If stale native artifacts are suspected after compiler/runtime changes, clear build outputs first:
cell --dev clean shop --build
Fuzz Testing
The fuzzer generates random self-checking programs, compiles them, and runs them through both optimized and unoptimized paths. Each generated program contains test functions that validate their own expected results, so failures catch both correctness bugs and optimizer mismatches.
pit fuzz # 100 iterations, random seed
pit fuzz 500 # 500 iterations, random seed
pit fuzz --seed 42 # 100 iterations, deterministic seed
pit fuzz 1000 --seed 42 # 1000 iterations, deterministic seed
The fuzzer generates programs that exercise:
- Integer and float arithmetic with known expected results
- Control flow (if/else, while loops)
- Closures and captured variable mutation
- Records and property access
- Arrays and iteration
- Higher-order functions
- Disruption handling
- Text concatenation
On failure, the generated source is saved to tests/fuzz_failures/ for reproduction:
Fuzzing: 1000 iterations, starting seed=42
FAIL seed=57: diff fuzz_3: opt=10 noopt=11
saved to tests/fuzz_failures/seed_57.cm
----------------------------------------
Fuzz: 999 passed, 1 failed, 1000 total
Failures saved to tests/fuzz_failures/
Saved failure files are valid .cm modules that can be run directly or added to the test suite.

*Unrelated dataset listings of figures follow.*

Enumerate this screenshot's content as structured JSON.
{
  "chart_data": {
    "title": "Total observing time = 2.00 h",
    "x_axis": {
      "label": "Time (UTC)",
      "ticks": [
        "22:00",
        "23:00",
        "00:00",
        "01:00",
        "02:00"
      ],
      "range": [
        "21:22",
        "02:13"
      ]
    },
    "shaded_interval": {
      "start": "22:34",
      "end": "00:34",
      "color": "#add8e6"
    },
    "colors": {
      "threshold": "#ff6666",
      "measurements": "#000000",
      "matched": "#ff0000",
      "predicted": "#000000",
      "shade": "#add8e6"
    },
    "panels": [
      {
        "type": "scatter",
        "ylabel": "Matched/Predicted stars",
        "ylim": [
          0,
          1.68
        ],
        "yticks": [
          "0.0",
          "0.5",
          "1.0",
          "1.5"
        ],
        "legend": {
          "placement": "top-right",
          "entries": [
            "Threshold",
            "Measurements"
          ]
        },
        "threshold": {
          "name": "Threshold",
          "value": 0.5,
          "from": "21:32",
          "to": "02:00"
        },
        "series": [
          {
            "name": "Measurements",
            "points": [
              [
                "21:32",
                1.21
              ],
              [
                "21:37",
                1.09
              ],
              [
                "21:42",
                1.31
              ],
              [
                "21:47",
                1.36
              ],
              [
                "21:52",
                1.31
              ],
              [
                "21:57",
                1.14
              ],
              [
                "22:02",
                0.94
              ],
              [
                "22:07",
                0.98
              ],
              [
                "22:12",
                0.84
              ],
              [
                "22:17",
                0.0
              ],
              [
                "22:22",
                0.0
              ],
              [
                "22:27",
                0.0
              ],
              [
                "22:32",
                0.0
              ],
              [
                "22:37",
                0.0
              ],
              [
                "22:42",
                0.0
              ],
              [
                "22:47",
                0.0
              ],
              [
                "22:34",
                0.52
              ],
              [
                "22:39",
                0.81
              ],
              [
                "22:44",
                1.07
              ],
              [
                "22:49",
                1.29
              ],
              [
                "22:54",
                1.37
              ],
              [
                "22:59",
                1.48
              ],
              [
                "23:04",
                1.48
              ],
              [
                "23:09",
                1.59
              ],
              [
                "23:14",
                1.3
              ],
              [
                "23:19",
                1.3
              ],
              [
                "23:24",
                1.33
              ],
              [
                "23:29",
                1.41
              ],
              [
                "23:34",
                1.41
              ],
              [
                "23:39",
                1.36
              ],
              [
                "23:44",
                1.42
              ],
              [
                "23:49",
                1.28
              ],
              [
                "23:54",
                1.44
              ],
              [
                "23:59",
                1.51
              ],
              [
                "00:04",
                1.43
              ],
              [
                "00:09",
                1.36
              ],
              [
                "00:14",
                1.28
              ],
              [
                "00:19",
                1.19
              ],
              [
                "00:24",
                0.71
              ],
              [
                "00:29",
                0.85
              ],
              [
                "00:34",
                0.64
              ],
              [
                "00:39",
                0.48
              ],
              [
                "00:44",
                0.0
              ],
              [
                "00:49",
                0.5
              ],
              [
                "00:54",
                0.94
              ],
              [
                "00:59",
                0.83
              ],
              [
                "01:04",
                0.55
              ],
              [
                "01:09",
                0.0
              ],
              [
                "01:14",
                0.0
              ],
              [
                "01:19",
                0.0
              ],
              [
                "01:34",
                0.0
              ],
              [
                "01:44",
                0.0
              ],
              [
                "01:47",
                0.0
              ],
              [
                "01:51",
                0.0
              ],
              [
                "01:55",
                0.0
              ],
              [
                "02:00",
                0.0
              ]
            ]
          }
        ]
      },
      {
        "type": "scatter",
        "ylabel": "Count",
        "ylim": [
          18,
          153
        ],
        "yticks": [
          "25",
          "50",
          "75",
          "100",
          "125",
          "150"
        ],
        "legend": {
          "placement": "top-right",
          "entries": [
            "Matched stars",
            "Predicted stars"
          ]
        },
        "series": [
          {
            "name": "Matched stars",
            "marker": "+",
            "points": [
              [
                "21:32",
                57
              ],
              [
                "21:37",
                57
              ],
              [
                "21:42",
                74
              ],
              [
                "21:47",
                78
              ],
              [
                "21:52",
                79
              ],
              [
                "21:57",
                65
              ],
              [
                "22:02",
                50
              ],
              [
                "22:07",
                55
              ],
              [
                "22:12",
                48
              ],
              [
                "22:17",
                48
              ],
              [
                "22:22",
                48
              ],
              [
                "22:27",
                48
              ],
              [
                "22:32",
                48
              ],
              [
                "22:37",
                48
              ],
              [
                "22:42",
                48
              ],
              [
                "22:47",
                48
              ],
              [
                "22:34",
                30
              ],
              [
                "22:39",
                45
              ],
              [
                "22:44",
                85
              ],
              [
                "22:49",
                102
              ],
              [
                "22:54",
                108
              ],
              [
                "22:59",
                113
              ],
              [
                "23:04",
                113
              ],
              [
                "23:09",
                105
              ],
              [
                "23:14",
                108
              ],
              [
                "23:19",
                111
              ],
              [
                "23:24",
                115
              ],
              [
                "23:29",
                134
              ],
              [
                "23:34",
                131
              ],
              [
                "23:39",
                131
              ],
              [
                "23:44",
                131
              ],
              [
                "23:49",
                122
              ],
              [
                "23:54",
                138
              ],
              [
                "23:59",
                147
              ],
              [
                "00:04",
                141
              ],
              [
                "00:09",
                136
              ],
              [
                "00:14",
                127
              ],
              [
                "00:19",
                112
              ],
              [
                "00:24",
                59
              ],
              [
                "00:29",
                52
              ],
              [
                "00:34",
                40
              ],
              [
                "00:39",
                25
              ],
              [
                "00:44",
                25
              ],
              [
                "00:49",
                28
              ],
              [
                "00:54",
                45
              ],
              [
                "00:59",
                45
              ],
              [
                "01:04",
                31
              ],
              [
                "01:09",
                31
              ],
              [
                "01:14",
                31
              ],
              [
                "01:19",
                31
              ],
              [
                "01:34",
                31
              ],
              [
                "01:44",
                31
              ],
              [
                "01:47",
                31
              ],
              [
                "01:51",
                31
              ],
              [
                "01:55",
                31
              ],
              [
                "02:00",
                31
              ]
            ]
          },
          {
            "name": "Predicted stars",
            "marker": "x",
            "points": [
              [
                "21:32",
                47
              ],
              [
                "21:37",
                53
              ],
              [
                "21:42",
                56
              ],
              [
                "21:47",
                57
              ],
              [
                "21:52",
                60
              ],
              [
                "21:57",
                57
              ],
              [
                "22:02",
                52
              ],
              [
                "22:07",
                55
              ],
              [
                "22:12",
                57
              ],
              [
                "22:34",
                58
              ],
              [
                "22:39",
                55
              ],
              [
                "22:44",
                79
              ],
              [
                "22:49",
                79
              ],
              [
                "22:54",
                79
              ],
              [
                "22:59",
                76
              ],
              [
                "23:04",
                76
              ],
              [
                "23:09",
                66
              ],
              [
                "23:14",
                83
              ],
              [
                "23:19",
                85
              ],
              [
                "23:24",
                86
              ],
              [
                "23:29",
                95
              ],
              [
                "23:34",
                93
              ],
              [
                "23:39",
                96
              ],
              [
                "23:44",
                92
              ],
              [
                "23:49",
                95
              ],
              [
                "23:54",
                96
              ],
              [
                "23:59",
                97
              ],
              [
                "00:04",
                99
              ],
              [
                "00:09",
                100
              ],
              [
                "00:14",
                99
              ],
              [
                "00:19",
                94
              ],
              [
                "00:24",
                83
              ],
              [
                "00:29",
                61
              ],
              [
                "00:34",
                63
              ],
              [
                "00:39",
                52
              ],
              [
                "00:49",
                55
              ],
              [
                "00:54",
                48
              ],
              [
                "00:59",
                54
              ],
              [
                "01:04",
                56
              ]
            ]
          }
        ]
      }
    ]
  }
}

Compile-Time Diagnostics Tests
The tests/compile.cm test suite verifies that the type checker catches provably wrong operations at compile time. It works by compiling source snippets through the pipeline with _warn enabled and checking that the expected diagnostics are emitted.
var shop = use('internal/shop')
var streamline = use('streamline')
function get_diagnostics(src) {
fd.slurpwrite(tmpfile, stone(blob(src)))
var compiled = shop.mcode_file(tmpfile)
compiled._warn = true
var optimized = streamline(compiled)
if (optimized._diagnostics == null) return []
return optimized._diagnostics
}
The suite covers:
- Store errors: storing named property on array, numeric index on record, property/index on text, push on text/record
- Invoke errors: invoking null, number, text
- Warnings: named property access on array/text, record key on record
- Clean code: valid operations produce no diagnostics
Run the compile diagnostics tests with:
pit test compile
Test File Organization
Tests live in the tests/ directory of a package:
mypackage/
├── pit.toml
├── math.cm
└── tests/
├── suite.cm # main test suite
├── math.cm # math-specific tests
└── disrupt.cm # disruption tests
All .cm files under tests/ are discovered automatically by pit test.